Sunday, February 26, 2017
A Man Called Ove
Ove is a 59-year-old grouch who stalks his housing project like a martinet, picking up cigarette butts, writing down the license plates of parking transgressors, and insulting everyone who comes in his path. He is in deep mourning of his late wife, and visits her grave regularly. When he is laid off from the job he has had since he was a teenager, he decides to kill himself.
But every suicide attempt is interrupted by someone asking for a good deed. During his attempts he remembers his life. He was a nice guy, handy with tools (he learned cars from his father and developed a life-long love of Saab). He is socially awkward, but meets a young woman on a train who is way above his station, but she loves him anyway and they marry. She is injured in a bus accident, and dies of cancer, and he feels he has nothing to live for.
But he keeps getting interrupted, especially by a young Iranian woman who lives across the path. Eventually they develop a friendship, and he grows to dote on their children. He takes in a stray cat. He opens up about his past and tries to move forward.
This may sound dreadful, but it plays better than it reads. Partly this is due to Holm's delicate balance of the two genres.
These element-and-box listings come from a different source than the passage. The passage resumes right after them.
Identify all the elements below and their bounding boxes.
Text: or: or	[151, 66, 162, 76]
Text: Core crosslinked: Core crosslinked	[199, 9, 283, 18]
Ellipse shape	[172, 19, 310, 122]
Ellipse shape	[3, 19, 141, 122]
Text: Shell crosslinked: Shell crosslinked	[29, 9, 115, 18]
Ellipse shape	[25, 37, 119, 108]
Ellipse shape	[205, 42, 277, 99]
It is genuinely funny (he ends a friendship with a man because he drives a Volvo) and it may earn a tear or two at the end. It's also helped greatly by the lead performance of Rolf Lassgård, who manages to take a cliche character, the grumpy old man, and make him real.
I have only one major question--when did he go sour? Right after his wife's death? If so, that must have been quite a transformation. We don't really see when he went from good guy to bad. The movie is almost two hours but one scene of him realizing he hated life might have been necessary.